How to tune the hyperparameters for oneclass SVM while doing unsupervised learning? For my task, I am doing unsupervised learning and I am trying to find the best possible value of the parameters gamma and nu in OneClassSVM.
I did the following:
nus = [0.001, 0.01, 0.1, 1]
gammas = [0.001, 0.01, 0.1, 1]
tuned_parameters = {'kernel' : ['rbf'], 'gamma' : gammas, 'nu': nus}
tuned_ocsvm = OneClassSVM()
clf = GridSearchCV(tuned_ocsvm, tuned_parameters, cv=10)
clf.predict(maximum.values[:,[1]])

and I am getting, the following error:
NotFittedError: This GridSearchCV instance is not fitted yet. Call 'fit' with appropriate arguments before using this method.

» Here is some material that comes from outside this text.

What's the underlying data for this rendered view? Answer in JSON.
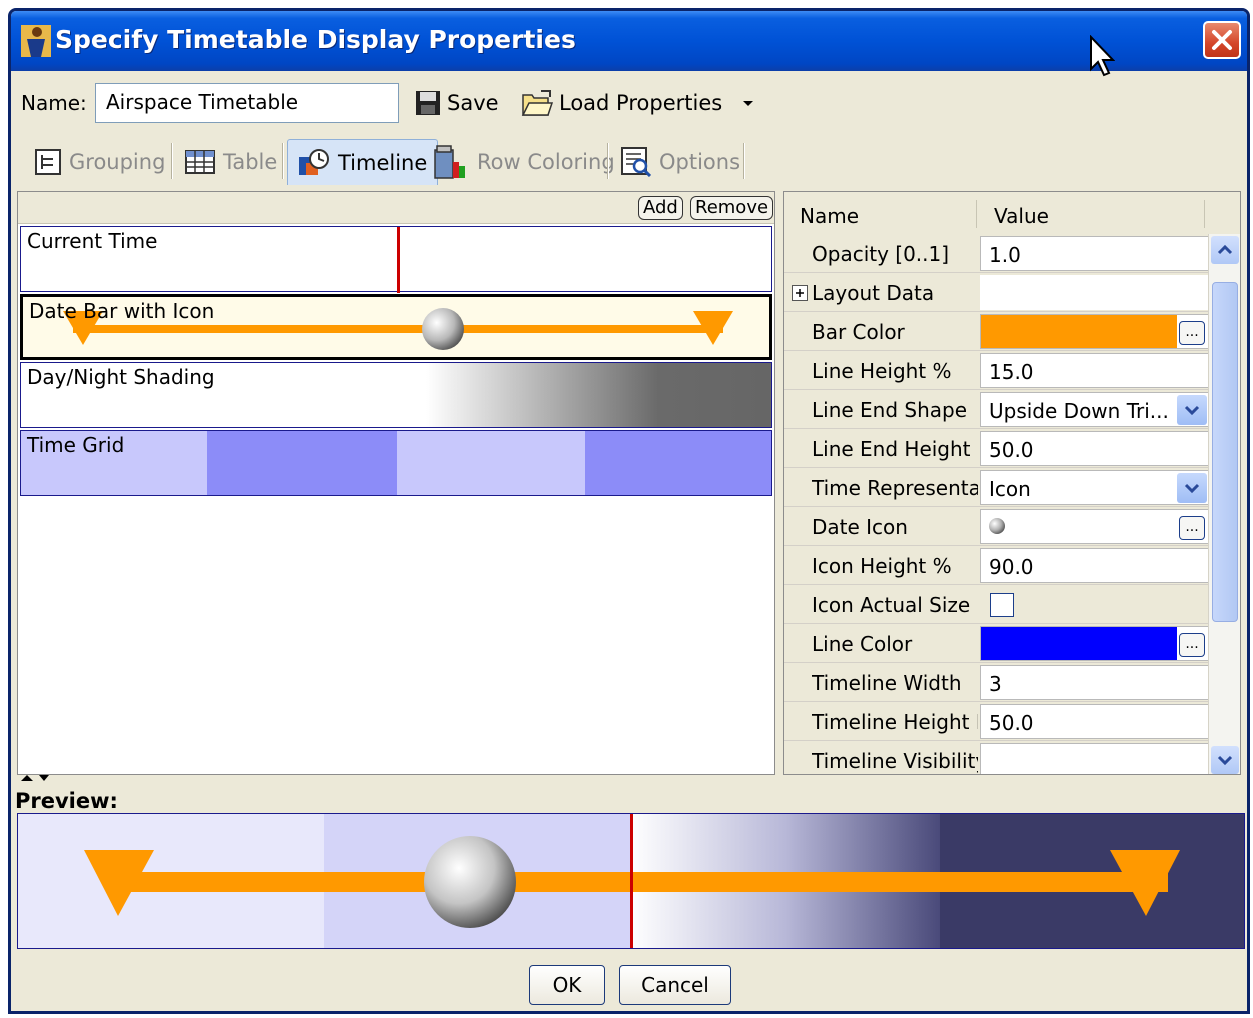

The above error makes sense since the instance wasn't fitted which led me to to do this:
nus = [0.001, 0.01, 0.1, 1]
gammas = [0.001, 0.01, 0.1, 1]
scores = ['recall']
tuned_parameters = {'kernel' : ['rbf'], 'gamma' : gammas, 'nu': nus}
tuned_ocsvm = OneClassSVM()
clf = GridSearchCV(tuned_ocsvm, tuned_parameters, cv=10, scoring = scores, refit = False)
clf.fit(maximum.values[:,[1]])

and this gave the following error:
TypeError: __call__() missing 1 required positional argument: 'y_true'

But I don't have the 'true' values available since I am doing unsupervised learning.
Is there any other way the best parameters can be found for the same?
 A: Unsupervised learning, as commonly done in anomaly detection, does not mean that your evaluation has to be unsupervised.
In order to evaluate different models and hyper-parameters choices you should have validation set (with labels), and to estimate the performance of your final model you should have a test set (with labels).
Usually the assumption is that all data in the training set is "normal" (not an anomaly). So you need to find (or create) some anomalies in your dataset. This can be done through Exploratory Data Analysis.
Should have least 20 anomaly instances, but something like 200-2000 is of course better. Then you remove those from the candidates for training data, and split out a validation and testset. A split train/validation/test ratio might be 80/10/10 or 60/20/20 for the the negative class (normal), and then 0/50/50 for the labeled anomalies (so if you have 20 labeled anomalies, 10 for validation and 10 for test).
Once you have this you can perform gridsearch. Though unfortunately scikit-learn GridSearch does not let you specify train and validation sets manually, but you an use ParameterGrid and implement it manually. I would definitely plot the scores across hyperparameters and chose manually, as with a small validation set the scores can be pretty noisy.
A: About the outlier removal using OneClassSVM: since there is no ground truth, there isn't a clear rule to choose nu and gamma values.
You can try to use KDE (anomaly detection) to find abnormal gamma or nu based on what you have in your dataset history. Then you can avoid them later.